Autoregressive model using statsmodels in Python

Chris picture Chris · Jan 22, 2015 · Viewed 11.6k times · Source

I am trying to start using the AR models in statsmodels. However, I seem to be doing something wrong. Consider the following example, which fails:

from statsmodels.tsa.ar_model import AR
import numpy as np

signal = np.ones(20)
ar_mod = AR(signal)
ar_res = ar_mod.fit(4)

ar_res.predict(4, 60)

I think this should just continue the (trivial) time series consisting of ones. However, in this case it seems to return not enough parameters. len(ar_res.params) equals 4, while it should be 5. In the following example it works:

signal = np.ones(20)
signal[range(0, 20, 2)] = -1
ar_mod = AR(signal)
ar_res = ar_mod.fit(4)

ar_res.predict(4, 60)

I have the feeling that this could be a bug but I am not sure as I have no experience using the package. Maybe someone with more experience can help me...

EDIT: I have reported the issue here.

Answer

Josef picture Josef · Jan 22, 2015

It works after adding a bit of noise, for example

signal = np.ones(20) + 1e-6 * np.random.randn(20)

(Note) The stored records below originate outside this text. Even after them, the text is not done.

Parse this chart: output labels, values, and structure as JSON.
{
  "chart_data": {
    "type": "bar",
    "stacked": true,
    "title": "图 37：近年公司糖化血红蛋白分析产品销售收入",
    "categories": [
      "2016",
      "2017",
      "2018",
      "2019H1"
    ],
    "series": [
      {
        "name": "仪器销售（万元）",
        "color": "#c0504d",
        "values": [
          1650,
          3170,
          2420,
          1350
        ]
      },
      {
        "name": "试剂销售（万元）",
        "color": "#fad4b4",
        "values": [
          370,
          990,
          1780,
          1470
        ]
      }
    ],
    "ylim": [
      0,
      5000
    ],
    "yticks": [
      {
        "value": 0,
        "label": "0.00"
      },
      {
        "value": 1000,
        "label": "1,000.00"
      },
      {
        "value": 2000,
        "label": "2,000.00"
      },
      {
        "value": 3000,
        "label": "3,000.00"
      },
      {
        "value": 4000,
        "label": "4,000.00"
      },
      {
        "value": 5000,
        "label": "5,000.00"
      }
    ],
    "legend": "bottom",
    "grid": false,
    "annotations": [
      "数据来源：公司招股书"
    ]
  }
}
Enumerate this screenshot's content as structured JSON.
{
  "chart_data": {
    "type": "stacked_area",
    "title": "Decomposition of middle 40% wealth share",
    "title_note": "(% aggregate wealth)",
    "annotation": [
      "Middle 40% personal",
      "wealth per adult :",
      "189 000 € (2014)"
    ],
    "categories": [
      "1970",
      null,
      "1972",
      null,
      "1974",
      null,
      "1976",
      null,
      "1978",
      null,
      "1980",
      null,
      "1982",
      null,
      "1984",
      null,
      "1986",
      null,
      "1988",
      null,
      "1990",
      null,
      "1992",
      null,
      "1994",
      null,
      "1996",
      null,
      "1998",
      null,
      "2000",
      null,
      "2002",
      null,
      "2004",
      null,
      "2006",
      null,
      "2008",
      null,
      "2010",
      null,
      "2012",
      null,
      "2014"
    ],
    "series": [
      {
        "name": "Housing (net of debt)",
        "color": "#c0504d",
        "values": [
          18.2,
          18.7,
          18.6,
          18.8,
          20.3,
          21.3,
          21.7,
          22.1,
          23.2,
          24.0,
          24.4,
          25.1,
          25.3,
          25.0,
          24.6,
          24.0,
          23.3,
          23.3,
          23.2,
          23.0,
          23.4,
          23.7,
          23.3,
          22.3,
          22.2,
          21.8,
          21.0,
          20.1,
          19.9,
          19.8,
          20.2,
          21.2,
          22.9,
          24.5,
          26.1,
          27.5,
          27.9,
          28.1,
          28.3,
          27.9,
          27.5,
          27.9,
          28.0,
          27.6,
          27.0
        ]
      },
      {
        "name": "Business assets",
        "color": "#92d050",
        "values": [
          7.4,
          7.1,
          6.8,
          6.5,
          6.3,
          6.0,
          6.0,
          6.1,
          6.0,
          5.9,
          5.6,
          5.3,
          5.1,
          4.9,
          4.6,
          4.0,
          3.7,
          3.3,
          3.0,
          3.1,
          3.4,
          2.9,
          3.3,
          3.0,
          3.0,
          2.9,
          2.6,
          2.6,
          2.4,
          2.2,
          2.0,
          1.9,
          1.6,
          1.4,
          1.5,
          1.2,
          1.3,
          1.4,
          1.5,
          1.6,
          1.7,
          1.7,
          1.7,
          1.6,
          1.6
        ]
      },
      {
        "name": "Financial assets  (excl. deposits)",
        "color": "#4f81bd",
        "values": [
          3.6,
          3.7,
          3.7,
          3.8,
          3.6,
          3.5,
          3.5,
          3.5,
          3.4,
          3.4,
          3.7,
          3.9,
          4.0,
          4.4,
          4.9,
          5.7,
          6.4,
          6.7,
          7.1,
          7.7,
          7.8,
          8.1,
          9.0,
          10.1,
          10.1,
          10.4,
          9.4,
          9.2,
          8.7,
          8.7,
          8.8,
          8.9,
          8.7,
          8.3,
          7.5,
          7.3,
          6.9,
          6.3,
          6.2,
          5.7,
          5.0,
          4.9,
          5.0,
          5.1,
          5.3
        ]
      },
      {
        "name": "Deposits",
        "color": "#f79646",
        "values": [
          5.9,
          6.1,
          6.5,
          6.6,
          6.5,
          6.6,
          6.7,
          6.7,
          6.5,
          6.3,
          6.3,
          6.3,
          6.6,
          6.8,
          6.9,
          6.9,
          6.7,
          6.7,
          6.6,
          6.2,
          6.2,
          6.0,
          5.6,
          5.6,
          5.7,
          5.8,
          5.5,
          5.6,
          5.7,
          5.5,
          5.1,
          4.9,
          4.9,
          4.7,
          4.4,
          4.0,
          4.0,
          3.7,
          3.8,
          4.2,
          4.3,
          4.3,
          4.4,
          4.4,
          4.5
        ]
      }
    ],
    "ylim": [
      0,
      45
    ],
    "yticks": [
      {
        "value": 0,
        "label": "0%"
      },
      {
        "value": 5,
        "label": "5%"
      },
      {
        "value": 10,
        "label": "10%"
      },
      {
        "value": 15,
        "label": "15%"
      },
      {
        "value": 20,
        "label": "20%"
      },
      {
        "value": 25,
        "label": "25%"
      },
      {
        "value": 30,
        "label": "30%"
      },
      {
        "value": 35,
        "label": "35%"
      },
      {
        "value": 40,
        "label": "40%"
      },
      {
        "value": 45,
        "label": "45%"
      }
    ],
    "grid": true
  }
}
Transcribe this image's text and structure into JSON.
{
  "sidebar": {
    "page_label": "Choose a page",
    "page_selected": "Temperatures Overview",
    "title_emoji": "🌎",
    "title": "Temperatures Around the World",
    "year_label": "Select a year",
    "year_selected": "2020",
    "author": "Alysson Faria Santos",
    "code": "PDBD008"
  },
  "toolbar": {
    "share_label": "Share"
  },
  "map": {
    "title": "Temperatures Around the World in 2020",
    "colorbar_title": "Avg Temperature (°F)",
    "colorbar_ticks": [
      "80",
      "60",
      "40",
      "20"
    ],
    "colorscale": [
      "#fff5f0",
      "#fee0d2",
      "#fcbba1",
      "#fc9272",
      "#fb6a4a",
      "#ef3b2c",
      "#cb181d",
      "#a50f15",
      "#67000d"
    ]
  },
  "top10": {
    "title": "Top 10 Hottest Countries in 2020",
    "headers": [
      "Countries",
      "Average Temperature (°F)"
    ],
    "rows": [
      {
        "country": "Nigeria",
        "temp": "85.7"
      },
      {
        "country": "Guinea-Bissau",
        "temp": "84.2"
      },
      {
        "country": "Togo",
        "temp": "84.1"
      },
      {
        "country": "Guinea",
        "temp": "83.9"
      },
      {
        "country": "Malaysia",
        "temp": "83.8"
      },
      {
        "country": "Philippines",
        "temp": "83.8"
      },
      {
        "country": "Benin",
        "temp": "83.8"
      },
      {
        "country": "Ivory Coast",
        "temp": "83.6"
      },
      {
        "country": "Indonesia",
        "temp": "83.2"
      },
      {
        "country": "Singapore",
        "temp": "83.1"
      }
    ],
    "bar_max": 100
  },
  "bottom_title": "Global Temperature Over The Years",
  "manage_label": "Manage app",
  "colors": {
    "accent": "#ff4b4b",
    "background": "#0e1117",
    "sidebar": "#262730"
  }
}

My guess is that the constant is not added properly because of perfect collinearity with the signal.

You should open an issue to handle this corner case better. https://github.com/statsmodels/statsmodels/issues My guess is also that the parameters are not identified in this case, so there might not be any good solution.

(Parameters not identified means that several parameter combinations can produce exactly the same fit, but I think they should all produce the same predictions in this case.)